How Fingerprints Fight Online Evil
By Ziv Kalderon, Engineering Team Lead at ActiveFence
At ActiveFence, we leverage a combination of advanced technology and human expertise to keep users safe from malicious content online.
Malicious content, including hate speech, misinformation, and CSAM, is readily shared on social media platforms. However, using technology, we can make the work of resharing that content more difficult. Once a piece of content is identified as malicious, that identification can be leveraged to detect its duplicates and prevent them from being reshared on the same platform. However, in the case of cross-platform content sharing, that may be a little more challenging.
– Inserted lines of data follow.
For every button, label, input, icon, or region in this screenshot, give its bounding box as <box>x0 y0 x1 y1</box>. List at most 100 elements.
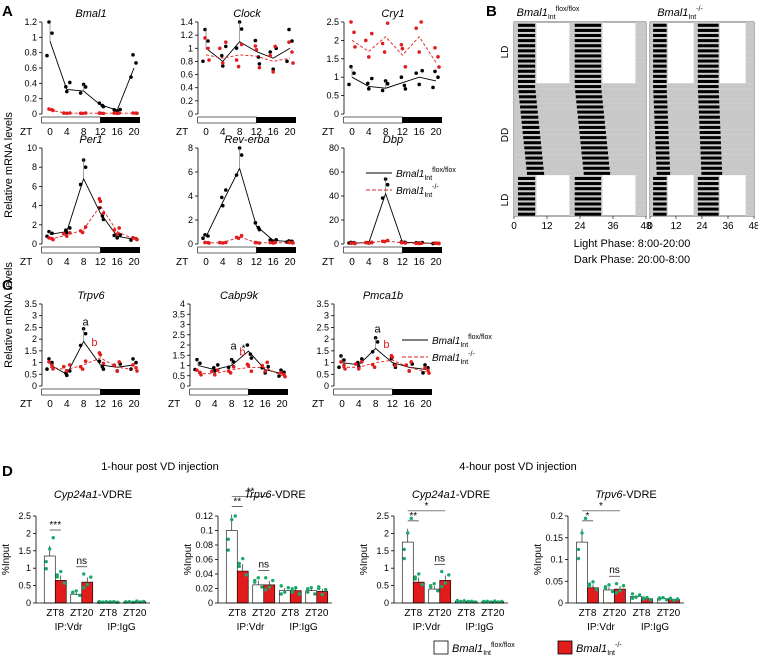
data-point-ko <box>390 355 395 360</box>
data-point-ctrl <box>129 75 133 79</box>
y-tick-label: 2 <box>26 528 31 538</box>
activity-block <box>653 23 667 27</box>
y-tick-label: 6 <box>188 167 193 177</box>
activity-block <box>653 85 667 89</box>
activity-block <box>574 44 602 48</box>
x-tick-label: 4 <box>64 257 70 268</box>
x-tick-label: 20 <box>420 399 432 410</box>
x-tick-label: 4 <box>220 127 226 138</box>
data-point-ko <box>47 360 51 364</box>
y-tick-label: 0.12 <box>195 511 213 521</box>
activity-block <box>700 161 722 165</box>
dark-shading <box>745 185 754 191</box>
y-tick-label: 0 <box>334 239 339 249</box>
dark-phase-bar <box>402 247 442 253</box>
data-point <box>283 590 287 594</box>
data-point <box>320 592 324 597</box>
data-point-ctrl <box>224 188 228 192</box>
data-point-ko <box>199 372 203 377</box>
data-point-ctrl <box>234 173 239 177</box>
dark-shading <box>745 195 754 201</box>
dark-shading <box>745 180 754 186</box>
data-point-ctrl <box>97 359 102 364</box>
panel-label-d: D <box>2 463 13 480</box>
y-tick-label: 1 <box>334 72 339 82</box>
x-tick-label: 16 <box>112 399 124 410</box>
data-point <box>583 516 588 521</box>
legend-label-ko: Bmal1Int-/- <box>396 184 439 199</box>
y-tick-label: 1.4 <box>180 17 193 27</box>
x-tick-label: 20 <box>128 257 140 268</box>
data-point <box>279 592 283 596</box>
y-tick-label: 1 <box>32 32 37 42</box>
activity-block <box>574 202 602 206</box>
x-tick-label: 16 <box>112 127 124 138</box>
data-point <box>82 572 86 576</box>
data-point <box>440 584 444 589</box>
x-tick-label: 20 <box>128 127 140 138</box>
data-point-ctrl <box>287 27 291 32</box>
y-tick-label: 0.2 <box>550 511 563 521</box>
activity-block <box>653 44 667 48</box>
activity-block <box>655 136 669 140</box>
row-label-ld-bottom: LD <box>500 194 511 207</box>
data-point-ko <box>51 367 55 371</box>
activity-block <box>653 187 667 191</box>
activity-block <box>521 120 539 124</box>
data-point-ko <box>343 367 347 371</box>
data-point-ko <box>403 241 408 245</box>
x-tick-label: ZT20 <box>70 608 94 619</box>
zt-label: ZT <box>322 257 334 268</box>
data-point <box>672 598 676 603</box>
data-point <box>237 564 241 569</box>
x-tick-label: 36 <box>722 221 734 232</box>
group-label-vdr: IP:Vdr <box>587 622 615 633</box>
data-point <box>267 585 271 589</box>
activity-block <box>580 141 607 145</box>
data-point-ctrl <box>115 236 119 240</box>
data-point <box>482 599 486 604</box>
activity-block <box>656 156 670 160</box>
data-point <box>82 586 86 590</box>
data-point-ctrl <box>68 226 72 230</box>
data-point-ko <box>207 241 211 245</box>
activity-block <box>517 59 536 63</box>
activity-block <box>655 146 670 150</box>
data-point <box>226 537 230 541</box>
data-point <box>313 592 317 596</box>
y-tick-label: 3 <box>32 311 37 321</box>
data-point-ko <box>135 111 139 116</box>
activity-block <box>517 69 536 73</box>
data-point <box>459 599 463 604</box>
y-tick-label: 1.5 <box>172 350 185 360</box>
activity-block <box>517 202 536 206</box>
activity-block <box>583 171 611 175</box>
group-label-vdr: IP:Vdr <box>237 622 265 633</box>
data-point-ctrl <box>83 331 88 336</box>
y-tick-label: 2.5 <box>172 330 185 340</box>
zt-label: ZT <box>20 257 32 268</box>
legend-label-ko: Bmal1Int-/- <box>432 351 475 366</box>
dark-shading <box>635 37 646 43</box>
data-point-ko <box>403 64 408 69</box>
x-tick-label: 48 <box>748 221 758 232</box>
y-tick-label: 0 <box>32 381 37 391</box>
x-tick-label: ZT20 <box>657 608 681 619</box>
dark-phase-bar <box>100 117 140 123</box>
x-tick-label: ZT20 <box>603 608 627 619</box>
dark-shading <box>745 210 754 216</box>
activity-block <box>576 105 604 109</box>
data-point <box>406 531 410 535</box>
data-point-ko <box>364 38 368 43</box>
panel-label-a: A <box>2 3 13 20</box>
activity-block <box>653 192 667 196</box>
x-tick-label: 24 <box>696 221 708 232</box>
data-point-ko <box>216 368 220 372</box>
group-label-igg: IP:IgG <box>465 622 494 633</box>
sig-label: * <box>586 511 590 522</box>
dark-shading <box>745 190 754 196</box>
y-tick-label: 2 <box>32 220 37 230</box>
y-axis-label-panel-a: Relative mRNA levels <box>3 112 15 218</box>
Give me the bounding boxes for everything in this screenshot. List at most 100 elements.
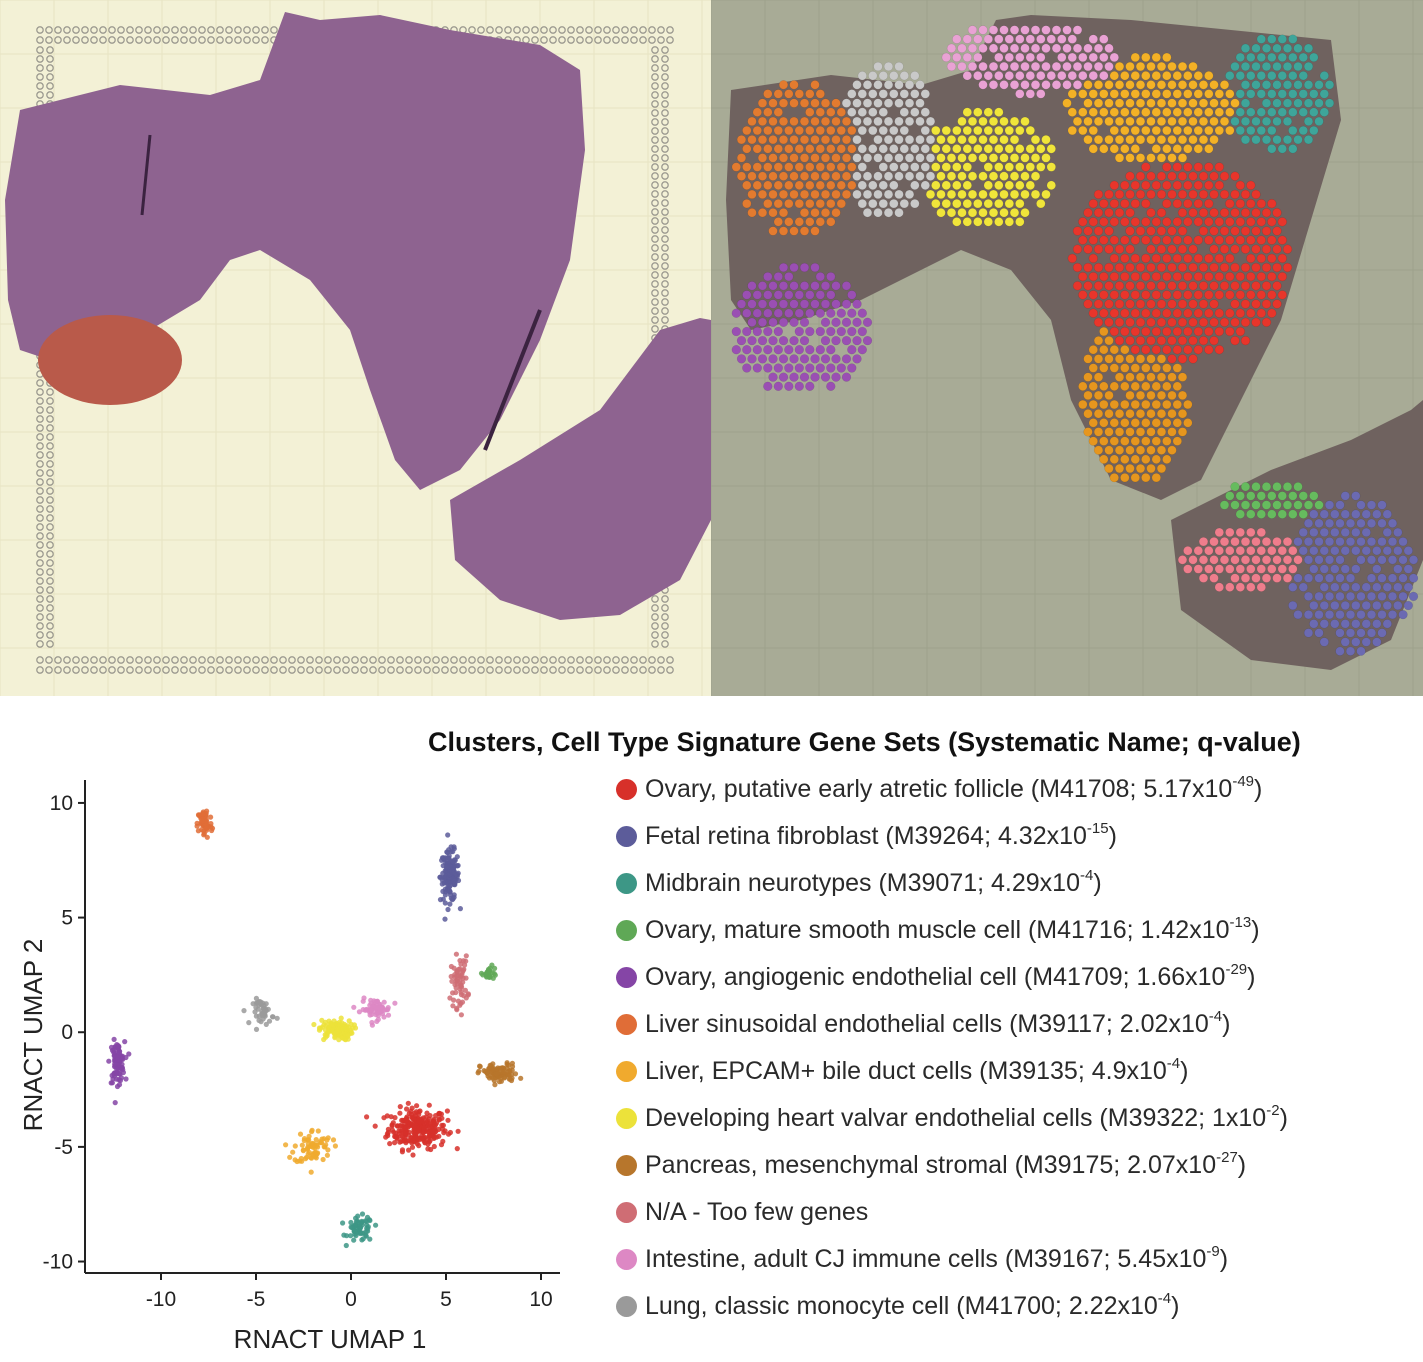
legend-label-text: Ovary, putative early atretic follicle (… xyxy=(645,775,1233,803)
legend-q-exponent: -4 xyxy=(1166,1055,1181,1072)
umap-point xyxy=(208,821,214,827)
tissue-tear xyxy=(140,134,152,216)
umap-point xyxy=(453,989,459,996)
umap-point xyxy=(283,1142,289,1148)
umap-point xyxy=(263,1021,269,1027)
umap-point xyxy=(492,1082,498,1088)
umap-point xyxy=(423,1114,429,1120)
legend-label-close: ) xyxy=(1237,1151,1247,1179)
umap-point xyxy=(334,1029,340,1035)
umap-point xyxy=(309,1140,315,1146)
legend-label-text: Liver sinusoidal endothelial cells (M391… xyxy=(645,1010,1209,1038)
umap-point xyxy=(465,992,471,998)
umap-point xyxy=(360,1236,366,1242)
legend-color-dot xyxy=(616,1202,637,1223)
umap-point xyxy=(324,1152,330,1158)
umap-point xyxy=(410,1152,416,1158)
legend-item: Fetal retina fibroblast (M39264; 4.32x10… xyxy=(616,813,1418,860)
umap-point xyxy=(442,892,448,898)
umap-point xyxy=(261,1002,267,1009)
umap-point xyxy=(457,906,463,912)
umap-point xyxy=(308,1169,314,1175)
legend-q-exponent: -4 xyxy=(1157,1290,1172,1307)
umap-point xyxy=(451,997,457,1003)
umap-point xyxy=(287,1154,293,1160)
legend-color-dot xyxy=(616,1155,637,1176)
legend-label: N/A - Too few genes xyxy=(645,1198,868,1227)
legend-item: N/A - Too few genes xyxy=(616,1189,1418,1236)
umap-point xyxy=(402,1125,408,1131)
umap-point xyxy=(327,1021,333,1027)
legend-label-text: N/A - Too few genes xyxy=(645,1198,869,1226)
umap-point xyxy=(482,1068,489,1075)
legend-label-text: Ovary, mature smooth muscle cell (M41716… xyxy=(645,916,1230,944)
umap-point xyxy=(445,879,451,885)
legend-label-close: ) xyxy=(1222,1010,1231,1038)
umap-point xyxy=(377,1009,383,1015)
umap-point xyxy=(253,995,259,1001)
umap-point xyxy=(358,1220,364,1226)
legend-label: Intestine, adult CJ immune cells (M39167… xyxy=(645,1243,1229,1274)
umap-point xyxy=(442,886,448,892)
umap-point xyxy=(381,1014,387,1020)
umap-point xyxy=(415,1135,421,1141)
umap-point xyxy=(463,975,469,981)
x-tick-label: 5 xyxy=(440,1288,452,1311)
umap-point xyxy=(115,1043,121,1049)
umap-point xyxy=(397,1110,403,1116)
umap-point xyxy=(194,823,200,829)
legend-label-text: Pancreas, mesenchymal stromal (M39175; 2… xyxy=(645,1151,1217,1179)
umap-point xyxy=(339,1020,345,1026)
legend-label-text: Fetal retina fibroblast (M39264; 4.32x10 xyxy=(645,822,1087,850)
legend-color-dot xyxy=(616,1249,637,1270)
umap-point xyxy=(199,818,205,824)
umap-point xyxy=(297,1131,304,1137)
legend-item: Pancreas, mesenchymal stromal (M39175; 2… xyxy=(616,1142,1418,1189)
legend-label-close: ) xyxy=(1254,775,1263,803)
umap-point xyxy=(456,966,462,972)
umap-point xyxy=(351,1237,357,1243)
legend-color-dot xyxy=(616,1296,637,1317)
umap-point xyxy=(319,1017,325,1023)
umap-point xyxy=(459,984,465,990)
legend-label: Liver, EPCAM+ bile duct cells (M39135; 4… xyxy=(645,1055,1188,1086)
umap-point xyxy=(196,812,202,818)
umap-point xyxy=(498,1076,504,1082)
legend-q-exponent: -15 xyxy=(1086,820,1109,837)
legend-color-dot xyxy=(616,920,637,941)
umap-point xyxy=(364,1214,371,1220)
umap-point xyxy=(450,1003,456,1009)
umap-point xyxy=(349,1224,355,1231)
umap-point xyxy=(269,1014,276,1020)
legend-color-dot xyxy=(616,967,637,988)
umap-point xyxy=(126,1051,132,1057)
legend-label-close: ) xyxy=(1219,1245,1229,1273)
umap-point xyxy=(340,1220,346,1226)
umap-points xyxy=(106,808,524,1249)
umap-point xyxy=(477,1063,483,1069)
legend-label: Developing heart valvar endothelial cell… xyxy=(645,1102,1288,1133)
legend-title: Clusters, Cell Type Signature Gene Sets … xyxy=(428,727,1301,757)
legend-item: Lung, classic monocyte cell (M41700; 2.2… xyxy=(616,1283,1418,1330)
legend-label-close: ) xyxy=(1279,1104,1288,1132)
umap-point xyxy=(497,1065,503,1071)
umap-point xyxy=(115,1054,121,1060)
umap-point xyxy=(493,1071,499,1077)
legend-color-dot xyxy=(616,873,637,894)
umap-point xyxy=(359,1211,366,1217)
umap-point xyxy=(454,863,460,869)
legend-label-text: Midbrain neurotypes (M39071; 4.29x10 xyxy=(645,869,1080,897)
umap-point xyxy=(453,951,459,957)
umap-point xyxy=(372,1123,378,1129)
x-tick-label: -10 xyxy=(146,1288,176,1311)
legend-color-dot xyxy=(616,779,637,800)
umap-point xyxy=(441,880,447,886)
umap-point xyxy=(436,1110,442,1117)
umap-point xyxy=(343,1242,349,1249)
umap-scatter-plot: -10 -5 0 5 10 10 5 0 -5 -10 RNACT UMAP 1 RNACT UM… xyxy=(18,780,560,1354)
umap-point xyxy=(358,1224,364,1231)
legend-q-exponent: -4 xyxy=(1080,867,1094,884)
umap-point xyxy=(348,1219,354,1226)
legend-label: Fetal retina fibroblast (M39264; 4.32x10… xyxy=(645,820,1117,851)
umap-point xyxy=(457,978,463,984)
Indeed, a recent study, found that harmful content – in this case, COVID-19 disinformation, spreads across multiple popular online platforms, in what’s called the multiverse of online hate. The researchers revealed how malicious content exploits pathways between platforms, highlighting the need for social media companies to rethink and adjust their cross-platform content moderation practices.
A map of the online hate multiverse. Malicious COVID-19 content exploits the pathways between social media platforms to spread online. (Source, Credit: Neil Johnson)
Perceptual Hashes are digital signatures of a file. They are unique numerical representations of the original content and can’t be reverse-engineered to recreate the item.
In an ideal world, at least for moderators, every file would have a few unique signatures, based on the common hash algorithms to represent it. However, signatures such as MD5, SHA-1, SHA-256, SSDEEP, and TLSH, which are useful for detecting exact copies of a file, are limited in that they require an exact match of contents, file type, resolution, aspect ratio, and more. This limitation means that hashes aren’t enough for cross-platform content detection.
To illustrate the shortcomings of hash databases, let’s suppose we have a library that contains the hashes of harmful videos, audio files, books, PDFs, and images. A platform seeking to detect harmful content using this library would need to compare the hash of any new content item to the signatures in the library. If the file matches an existing hash, it is malicious. However, a hash database match requires an exact match of contents, file type, resolution, aspect ratio, and more. Consider a file that was posted on that platform after it was shared on a direct-messaging platform that decreases its resolution, or a file-sharing platform that added a watermark – each of these changes would change the file’s hash, making it impossible to compare to the original file using a simple hash.
The Solution: Digital Fingerprinting
A different approach is required to detect media duplicates while ignoring basic file alterations like watermarking, cropping, rotations, resolution changes, and more. A combination of algorithms and technologies like pHash, PhotoDNA, PDQ, and TMK has been developed by some of the world’s leading engineers for this exact purpose. Instead of focusing on an exact match, they capture perceptual matches by generating a unique fingerprint for media files.
Fingerprinting essentially involves using a combination of algorithms to map individual identifiers of the file: its components, size, resolution, and quality, to name a few. Together, these make up a file’s unique fingerprint, which can then be compared to new media files to assess the “level of similarity” rather than a yes/no hash match. The ability of fingerprinting technology to compare near-identical images gives it a unique edge in cross-platform content moderation, as it isn’t challenged by the inevitable changes applied to media as it is shared across platforms.
Similarly to hashes, fingerprints cannot be reverse-engineered to recreate the original file, making them a safe solution for Trust & Safety teams. This advantage also allows us to store the data we need to identify content, without storing the original media – which may include illegal content like child exploitative media.
Storing and Matching Data
Digital fingerprinting technology powers ActiveFence’s ability to conduct intelligence-driven automated detection.
The intelligence collected by our vast team of domain experts – which includes abuse trends, media, and data shared on the clear and dark web, is validated as harmful and automatically fingerprinted. These fingerprints are safely stored in our database alongside the item’s metadata. Items uploaded to our partners’ platforms are then analyzed by comparing their digital fingerprints to those stored in our databases of malicious content.
Since we want to identify files that are near-matches, not necessarily exact duplicates of previously identified malicious content (thereby maintaining high recall without trading too much precision), we query the database and return all matches that are below a threshold distance from our incoming fingerprint.
However, while useful, fingerprints are not the only indicator we use to determine whether or not a piece of content is malicious Numerous algorithms and models work to extract signals from unstructured content (images, videos, text, audio) in order to help our AI system determine the probability that content is malicious. That said, we find that items that are detected as duplicates using our hash comparison, end up being confirmed as malicious more than 99% of the time, thus making this system, and our proprietary data assets, core components in making the internet a safer place.
Fingerprints of media files are a powerful way to detect duplicates of harmful content and are a critical component in stopping the online spreading of malicious content. At ActiveFence, we are constantly updating and maintaining our proprietary data assets in order to be able to detect duplicates and stop their proliferation. Leveraging multiple cutting-edge technologies and massive amounts of data makes ActiveFence the leader in the detection of online harm.